What should be the ideal take profit level in currency trading?

Description:   Are you still confused about where to place your take profit levels in currency trading? This article clears up the confusion.

Many forex traders can easily work out where to place their stop loss orders but determining where to place their take profit orders is not as easy. This is due to the fact that no trader wants to “leave money on the table”. Everyone wants to glean the last pip from every move that occurs. Unfortunately, people who tackle currency trading in this manner end up getting punished for it. They end up seeing profitable trades turn to losers and this throws them into another bout of twisting and chopping their strategy.

It would have been nice to have one general rule for where a take profit level should be placed for each trade taken in currency trading but this is simply not possible.
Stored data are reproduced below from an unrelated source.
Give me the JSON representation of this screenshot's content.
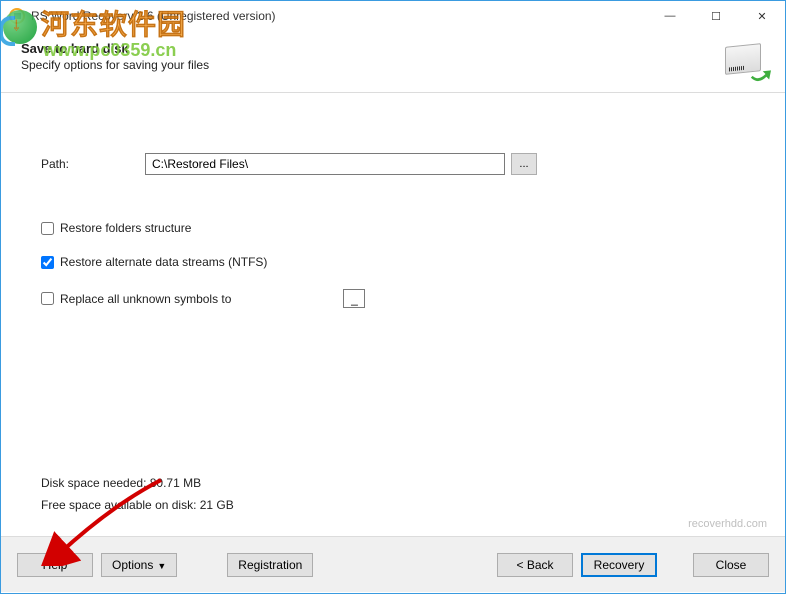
{
  "window": {
    "title": "RS Word Recovery 2.6 (Unregistered version)",
    "minimize": "—",
    "maximize": "☐",
    "close": "✕"
  },
  "header": {
    "title": "Save to hard disk",
    "subtitle": "Specify options for saving your files"
  },
  "watermark": {
    "line1": "河东软件园",
    "line2": "www.pc0359.cn"
  },
  "form": {
    "path_label": "Path:",
    "path_value": "C:\\Restored Files\\",
    "browse": "...",
    "chk_folders": {
      "label": "Restore folders structure",
      "checked": false
    },
    "chk_ads": {
      "label": "Restore alternate data streams (NTFS)",
      "checked": true
    },
    "chk_symbols": {
      "label": "Replace all unknown symbols to",
      "checked": false,
      "value": "_"
    }
  },
  "info": {
    "needed": "Disk space needed: 80.71 MB",
    "free": "Free space available on disk: 21 GB"
  },
  "brand": "recoverhdd.com",
  "buttons": {
    "help": "Help",
    "options": "Options",
    "caret": "▼",
    "registration": "Registration",
    "back": "< Back",
    "recovery": "Recovery",
    "close": "Close"
  }
}
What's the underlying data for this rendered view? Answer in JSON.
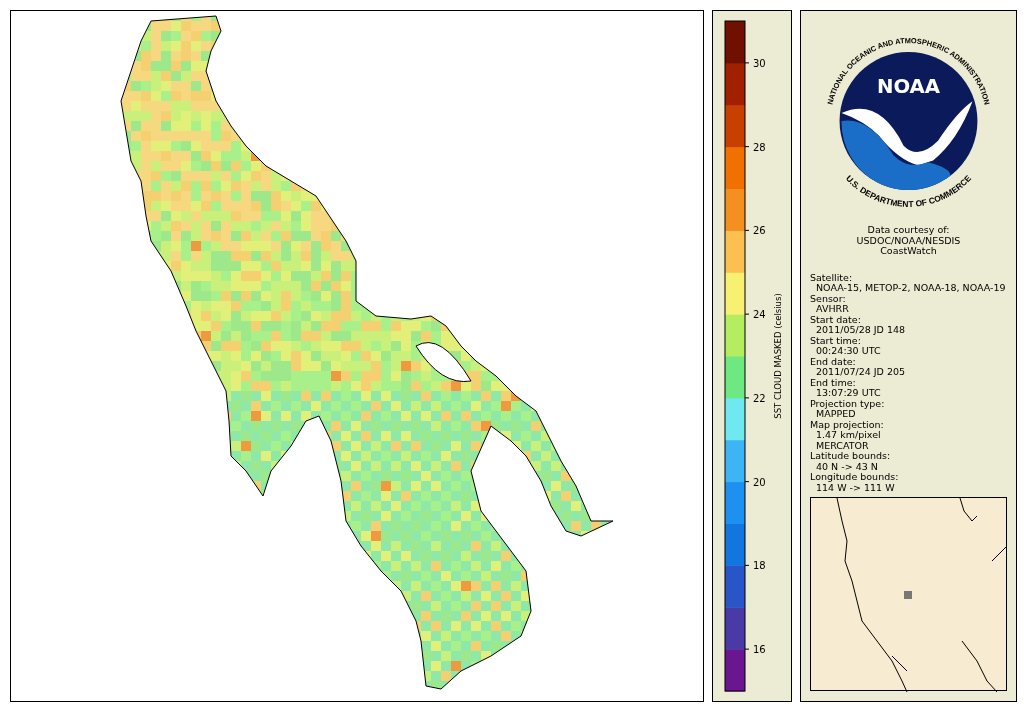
{
  "colorbar": {
    "label": "SST CLOUD MASKED (celsius)",
    "ticks": [
      "30",
      "28",
      "26",
      "24",
      "22",
      "20",
      "18",
      "16"
    ]
  },
  "logo": {
    "wordmark": "NOAA",
    "ring_top": "NATIONAL OCEANIC AND ATMOSPHERIC ADMINISTRATION",
    "ring_bottom": "U.S. DEPARTMENT OF COMMERCE"
  },
  "credits": [
    "Data courtesy of:",
    "USDOC/NOAA/NESDIS",
    "CoastWatch"
  ],
  "fields": [
    {
      "label": "Satellite:",
      "values": [
        "NOAA-15, METOP-2, NOAA-18, NOAA-19"
      ]
    },
    {
      "label": "Sensor:",
      "values": [
        "AVHRR"
      ]
    },
    {
      "label": "Start date:",
      "values": [
        "2011/05/28 JD 148"
      ]
    },
    {
      "label": "Start time:",
      "values": [
        "00:24:30 UTC"
      ]
    },
    {
      "label": "End date:",
      "values": [
        "2011/07/24 JD 205"
      ]
    },
    {
      "label": "End time:",
      "values": [
        "13:07:29 UTC"
      ]
    },
    {
      "label": "Projection type:",
      "values": [
        "MAPPED"
      ]
    },
    {
      "label": "Map projection:",
      "values": [
        "1.47 km/pixel",
        "MERCATOR"
      ]
    },
    {
      "label": "Latitude bounds:",
      "values": [
        "40 N -> 43 N"
      ]
    },
    {
      "label": "Longitude bounds:",
      "values": [
        "114 W -> 111 W"
      ]
    }
  ]
}
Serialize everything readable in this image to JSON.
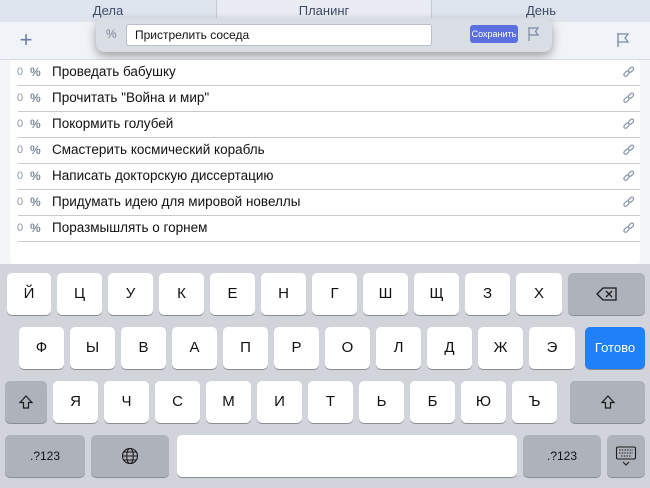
{
  "tabs": [
    {
      "label": "Дела"
    },
    {
      "label": "Планинг"
    },
    {
      "label": "День"
    }
  ],
  "toolbar": {
    "plus_label": "+"
  },
  "popup": {
    "percent_label": "%",
    "input_value": "Пристрелить соседа",
    "save_label": "Сохранить"
  },
  "tasks": [
    {
      "count": "0",
      "pct": "%",
      "title": "Проведать бабушку"
    },
    {
      "count": "0",
      "pct": "%",
      "title": "Прочитать \"Война и мир\""
    },
    {
      "count": "0",
      "pct": "%",
      "title": "Покормить голубей"
    },
    {
      "count": "0",
      "pct": "%",
      "title": "Смастерить космический корабль"
    },
    {
      "count": "0",
      "pct": "%",
      "title": "Написать докторскую диссертацию"
    },
    {
      "count": "0",
      "pct": "%",
      "title": "Придумать идею для мировой новеллы"
    },
    {
      "count": "0",
      "pct": "%",
      "title": "Поразмышлять о горнем"
    }
  ],
  "keyboard": {
    "row1": [
      "Й",
      "Ц",
      "У",
      "К",
      "Е",
      "Н",
      "Г",
      "Ш",
      "Щ",
      "З",
      "Х"
    ],
    "row2": [
      "Ф",
      "Ы",
      "В",
      "А",
      "П",
      "Р",
      "О",
      "Л",
      "Д",
      "Ж",
      "Э"
    ],
    "row3": [
      "Я",
      "Ч",
      "С",
      "М",
      "И",
      "Т",
      "Ь",
      "Б",
      "Ю",
      "Ъ"
    ],
    "done_label": "Готово",
    "numbers_label": ".?123",
    "icons": {
      "backspace": "backspace-icon",
      "shift": "shift-icon",
      "globe": "globe-icon",
      "hide": "keyboard-hide-icon"
    }
  },
  "colors": {
    "accent_blue": "#1f80f8",
    "save_button": "#5b6fe0",
    "keyboard_bg": "#d1d5db"
  }
}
The only way to handle this is to make traders understand the fact that one cannot get all the money available on a particular move so money must still be left on the table. Once this is understood it becomes easier to place take profit levels.

What are the best ways to place take profit levels in currency trading?

  • Risk to reward ratio

This is one of the best ways to handle placement of take profit levels in trading. With the risk to reward ratio, the traders concern is making at least double of his risked amount for every winning trade and if this is maintained over time, the trader will become a consistently profitable trader. The best risk to reward ratio to use is 1:2. In this way, the trader can still have 50% losing trades and still turn decent profit at the end of a trading month.

  • Use of support and resistance levels

This is another good way of placing your take profit levels. In a bullish trade, simply place your take profit level at the next resistance level and if in a bearish trade, place it at the next support level. Now if the level does not at least equate to 1:1 in risk to reward ratio, place the take profit at the next support or resistance after that one. However, you need to watch out for market reaction at the first level. If it doesn’t break it decisively, move your stop loss to break even and watch how the trade plays out. This is so you don’t lose anything if that first resistance or support level holds.

  • Allowing the trade to run

This method involves not having a predetermined take profit level but rather moving your stop loss level as soon as you are up 1:1 on risk to reward ratio and allowing the trade to run until you get an opposite signal. This method is one that is used extensively by many traders but it demands a great deal of patience and discipline as you may not see any decent profit unless the market goes on an extended run at least twice in the trading month. You equally need the discipline required to allow a trade to continue running after seeing it go 200pips in your favour and come back to 70pips. The natural reaction would be to close the trade and take the 70pips but in many cases, the market goes on to move back in your favour!